L’association relève appel, ce qui donne l’occasion à la cour de se pencher sur la procédure disciplinaire prévue par les statuts. Il ressort du règlement intérieur de l’association que la qualité de membre actif se perd par l’exclusion sur décision du comité directeur suite à une faute et que :

« La commission de discipline est mise en place ponctuellement par le Comité Directeur. Elle est composée de 5 membres du Comité Directeur convoqué pour l’occasion.
L’adhérent concerné devra être convoqué devant la commission de discipline par lettre recommandée avec accusé de réception. Un délai de 15 jours minimum doit être respecté entre la convocation et la comparution devant le conseil de discipline.
Il est invité à s’expliquer.
Après son audition, la Commission de Discipline se réunit à huis clos puis propose au Comité directeur une sanction contre l’adhérent. La commission de discipline peut acter en l’absence de l’adhérent.
Une décision d’exclusion peut être notifiée au membre par lettre recommandée. »

Il appartient en conséquence à l’association d’établir qu’elle a respecté la procédure disciplinaire selon ses statuts et son règlement intérieur, qui prévoient notamment que la procédure disciplinaire est menée par un organe ad hoc mis en place ponctuellement. Or, si elle justifie avoir convoqué le demandeur 15 jours avant « son entretien préalable à une sanction disciplinaire » le 8 décembre 2017 pour le 12 janvier 2018 à 19 heures, cette convocation adressée par le président précise « convocation en nos bureaux » et non devant la commission de discipline prévue à cet effet. La cour relève qu’aucune pièce ne précise quels sont les 5 membres de la commission de discipline réunie à cet effet, ni comment ils ont été désignés, ni si l’entretien préalable a bien eu lieu devant la commission de discipline.

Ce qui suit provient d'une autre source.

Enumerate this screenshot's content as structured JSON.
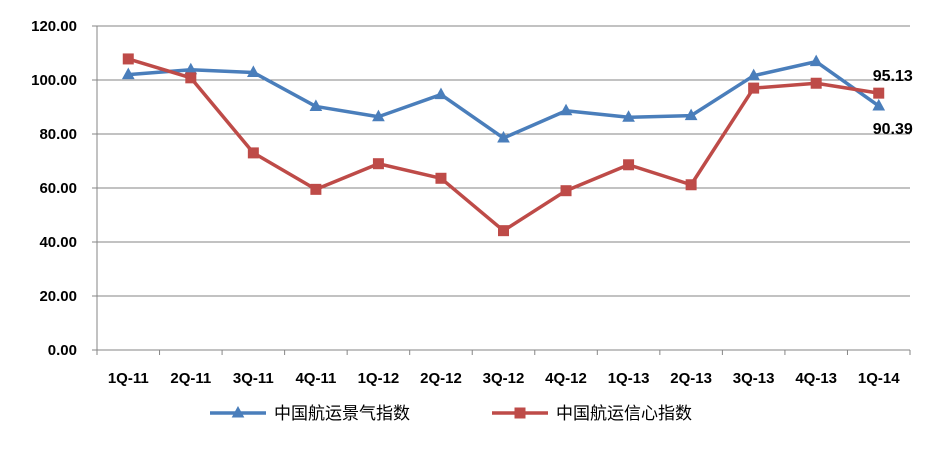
{
  "chart_data": {
    "type": "line",
    "categories": [
      "1Q-11",
      "2Q-11",
      "3Q-11",
      "4Q-11",
      "1Q-12",
      "2Q-12",
      "3Q-12",
      "4Q-12",
      "1Q-13",
      "2Q-13",
      "3Q-13",
      "4Q-13",
      "1Q-14"
    ],
    "ylim": [
      0,
      120
    ],
    "yticks": [
      "0.00",
      "20.00",
      "40.00",
      "60.00",
      "80.00",
      "100.00",
      "120.00"
    ],
    "grid": true,
    "legend_position": "bottom",
    "series": [
      {
        "name": "中国航运景气指数",
        "color": "#4A7EBB",
        "marker": "triangle",
        "values": [
          102.0,
          103.8,
          102.8,
          90.2,
          86.4,
          94.6,
          78.5,
          88.6,
          86.2,
          86.8,
          101.6,
          106.8,
          90.39
        ]
      },
      {
        "name": "中国航运信心指数",
        "color": "#BE4B48",
        "marker": "square",
        "values": [
          107.8,
          100.8,
          73.0,
          59.5,
          69.0,
          63.6,
          44.2,
          59.0,
          68.6,
          61.2,
          97.0,
          98.8,
          95.13
        ]
      }
    ],
    "data_labels": [
      {
        "series": 1,
        "index": 12,
        "text": "95.13"
      },
      {
        "series": 0,
        "index": 12,
        "text": "90.39"
      }
    ]
  }
}
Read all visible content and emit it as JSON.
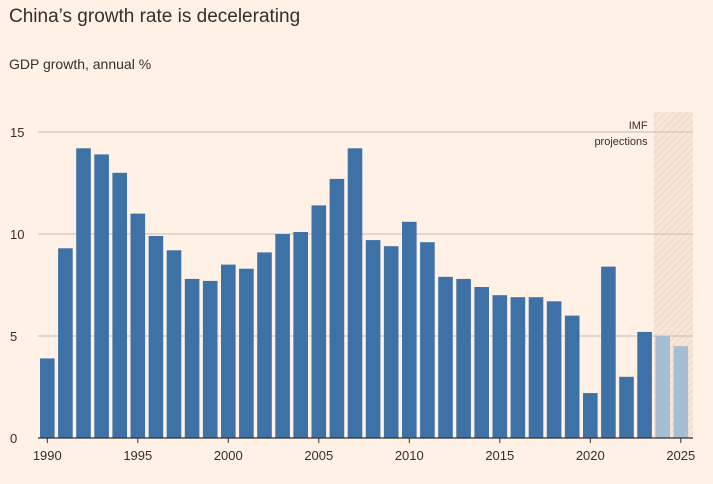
{
  "chart_data": {
    "type": "bar",
    "title": "China’s growth rate is decelerating",
    "subtitle": "GDP growth, annual %",
    "xlabel": "",
    "ylabel": "",
    "ylim": [
      0,
      15
    ],
    "yticks": [
      0,
      5,
      10,
      15
    ],
    "xticks": [
      1990,
      1995,
      2000,
      2005,
      2010,
      2015,
      2020,
      2025
    ],
    "grid": true,
    "colors": {
      "actual": "#3e72a6",
      "projection": "#a7bdd3",
      "background": "#fff1e5",
      "grid": "#c9bcb0"
    },
    "projection_label": [
      "IMF",
      "projections"
    ],
    "projection_start": 2024,
    "years": [
      1990,
      1991,
      1992,
      1993,
      1994,
      1995,
      1996,
      1997,
      1998,
      1999,
      2000,
      2001,
      2002,
      2003,
      2004,
      2005,
      2006,
      2007,
      2008,
      2009,
      2010,
      2011,
      2012,
      2013,
      2014,
      2015,
      2016,
      2017,
      2018,
      2019,
      2020,
      2021,
      2022,
      2023,
      2024,
      2025
    ],
    "values": [
      3.9,
      9.3,
      14.2,
      13.9,
      13.0,
      11.0,
      9.9,
      9.2,
      7.8,
      7.7,
      8.5,
      8.3,
      9.1,
      10.0,
      10.1,
      11.4,
      12.7,
      14.2,
      9.7,
      9.4,
      10.6,
      9.6,
      7.9,
      7.8,
      7.4,
      7.0,
      6.9,
      6.9,
      6.7,
      6.0,
      2.2,
      8.4,
      3.0,
      5.2,
      5.0,
      4.5
    ]
  }
}
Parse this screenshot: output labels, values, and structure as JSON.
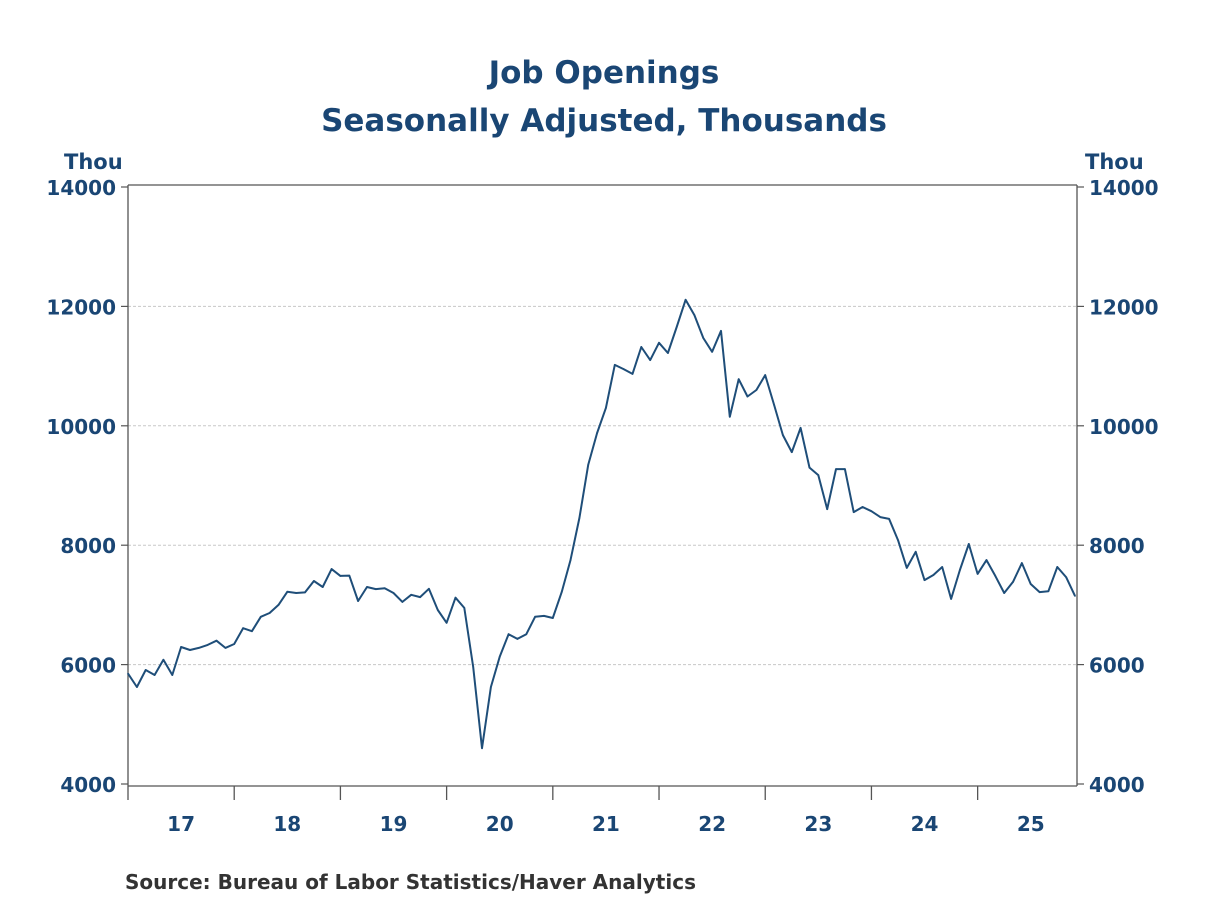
{
  "chart_data": {
    "type": "line",
    "title": "Job Openings",
    "subtitle": "Seasonally Adjusted, Thousands",
    "ylabel_left": "Thou",
    "ylabel_right": "Thou",
    "ylim": [
      4000,
      14000
    ],
    "yticks": [
      4000,
      6000,
      8000,
      10000,
      12000,
      14000
    ],
    "ytick_labels": [
      "4000",
      "6000",
      "8000",
      "10000",
      "12000",
      "14000"
    ],
    "xtick_labels": [
      "17",
      "18",
      "19",
      "20",
      "21",
      "22",
      "23",
      "24",
      "25"
    ],
    "grid": true,
    "line_color": "#1f4e79",
    "start": "2017-01",
    "frequency": "monthly",
    "series": [
      {
        "values": [
          5850,
          5625,
          5910,
          5825,
          6080,
          5825,
          6295,
          6245,
          6280,
          6330,
          6400,
          6280,
          6345,
          6610,
          6560,
          6800,
          6865,
          7000,
          7220,
          7200,
          7210,
          7400,
          7300,
          7600,
          7485,
          7490,
          7065,
          7300,
          7265,
          7280,
          7200,
          7050,
          7170,
          7130,
          7270,
          6915,
          6700,
          7120,
          6950,
          5960,
          4600,
          5625,
          6130,
          6510,
          6430,
          6510,
          6800,
          6815,
          6780,
          7215,
          7750,
          8455,
          9345,
          9880,
          10300,
          11020,
          10950,
          10870,
          11320,
          11100,
          11390,
          11220,
          11655,
          12110,
          11855,
          11470,
          11240,
          11590,
          10150,
          10780,
          10490,
          10600,
          10850,
          10350,
          9845,
          9560,
          9965,
          9300,
          9175,
          8605,
          9275,
          9275,
          8555,
          8640,
          8570,
          8470,
          8440,
          8085,
          7620,
          7890,
          7415,
          7500,
          7635,
          7100,
          7585,
          8020,
          7520,
          7750,
          7485,
          7200,
          7385,
          7700,
          7350,
          7215,
          7230,
          7635,
          7465,
          7150
        ]
      }
    ],
    "source": "Source:  Bureau of Labor Statistics/Haver Analytics"
  }
}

Une lettre du 11 décembre 2017 adressée par le président de l’association, mais non signée, précise au demandeur l’ensemble des griefs qui lui sont reprochés avant l’entretien préalable.

Une pièce intitulée dans le bordereau de l’association « compte rendu de la commission de discipline du 12 janvier 2018 » ne comporte que la première page d’un document sans titre qui démarre ainsi : « objet : CR entretien préalable » et précise : « présents : H I, J K, B L, M N, O P, F G, B Q, R S, T U, Y V, Monsieur X ». Puis, le document poursuit ainsi : « suite à l’entretien de ce jour, je voudrais rappeler les faits qui sont reprochés à X Y. Le 7 décembre 2017, celui-ci a fait l’objet d’une mise à pied à titre conservatoire à raison des faits suivants''… etc. ». La cour considère que ce document est incomplet et qu’il ne permet pas d’affirmer qu’il s’agit d’un compte rendu d’entretien de la commission de discipline, les membres présents étant 10 et non pas 5 comme l’exige le règlement intérieur. De plus, ce document, tel qu’il est annoncé dans le bordereau de pièces de l’association, devrait relater les échanges entre la commission de discipline et l’adhérent convoqué ; or, il se contente de ne préciser que les faits reprochés après l’entretien comme cela est mentionné sur cette seule page.

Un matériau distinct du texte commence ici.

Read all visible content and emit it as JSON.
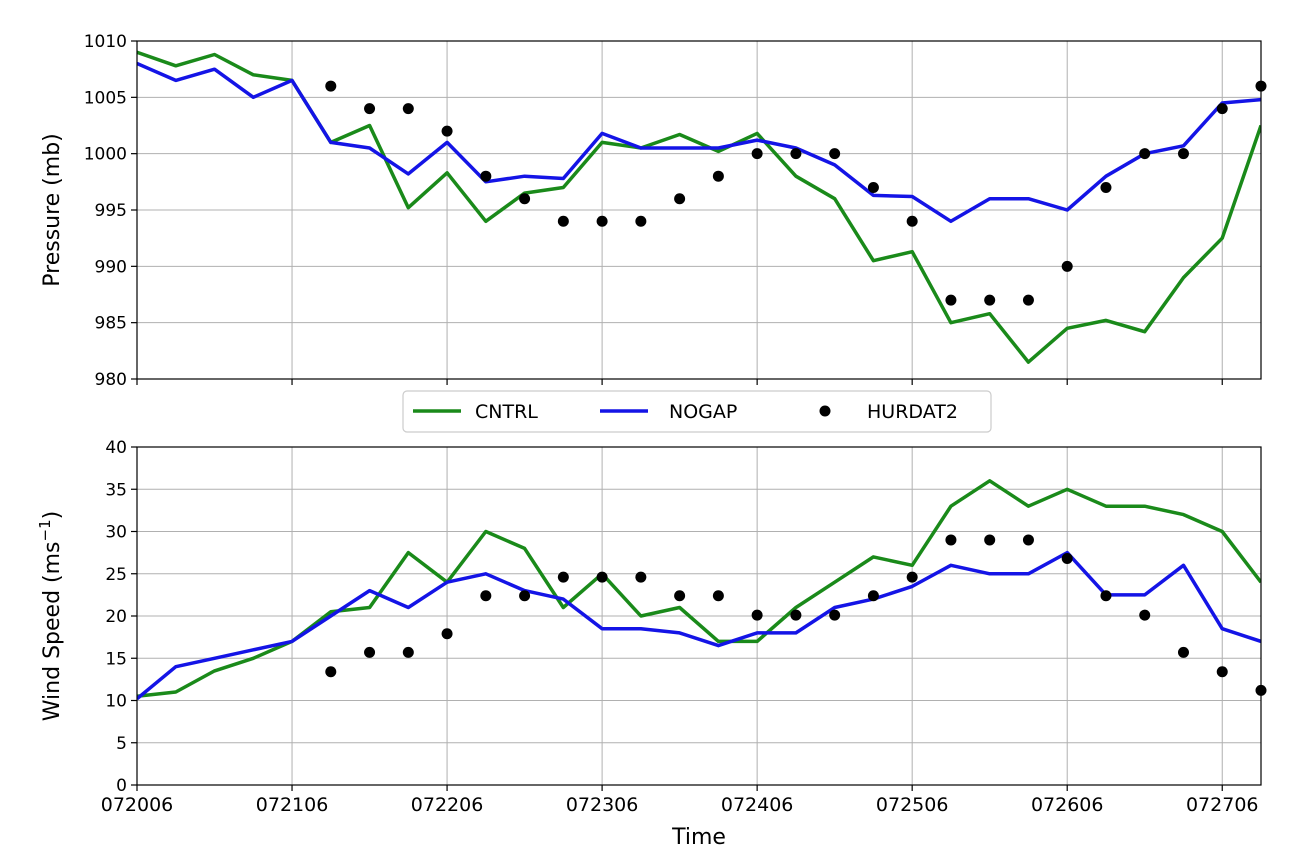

Enfin, la proposition de la commission de discipline à 5 membres identifiés décidant à huis clos et saisissant le comité de direction comme le prévoit le règlement intérieur n’est pas fournie aux débats par l’association. N’est produit que le procès-verbal relatant deux décisions des 7 membres du Comité Directeur réuni le 18 janvier 2018 en réunion extraordinaire en présence du président qui n’a pas participé aux votes pour veiller à l’impartialité des décisions alors qu’il était visé par les insultes et voies de fait dénoncées.

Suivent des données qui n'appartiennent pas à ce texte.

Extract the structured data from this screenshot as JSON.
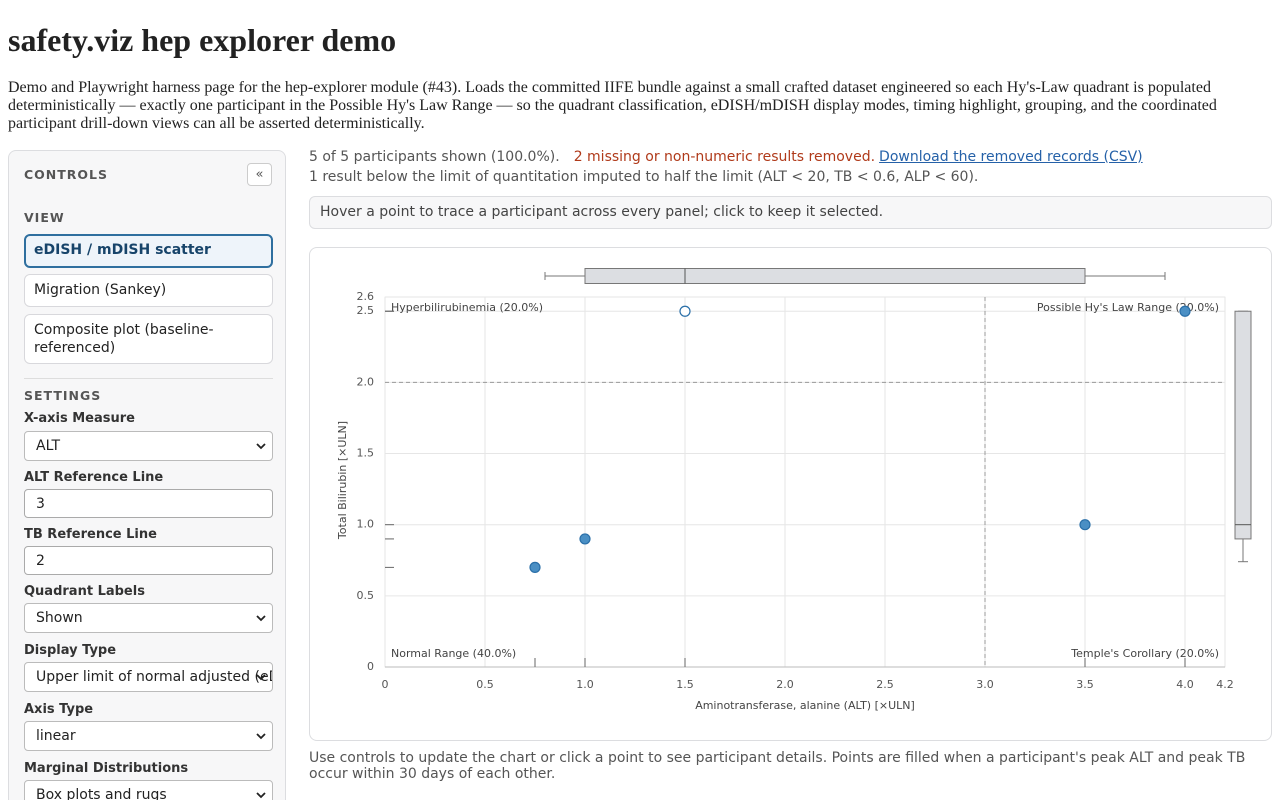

Les juges sont contraints de conclure que l’association ne justifie pas de la régularité de la procédure disciplinaire et notamment de la désignation de la Commission de Discipline comme le prévoit le règlement intérieur. En conséquence, ils confirment le jugement en ce qu’il a dit que la décision d’exclusion en date du 23 janvier 2018 prise par l’association à l’égard du demandeur est nulle et de nul effet, que le demandeur doit être réintégré en qualité d’adhérent de l’association et dans les fonctions qu’il occupait antérieurement à cette décision, et condamnent l’association à lui verser la somme de 2 300 euros à titre de dommages et intérêts.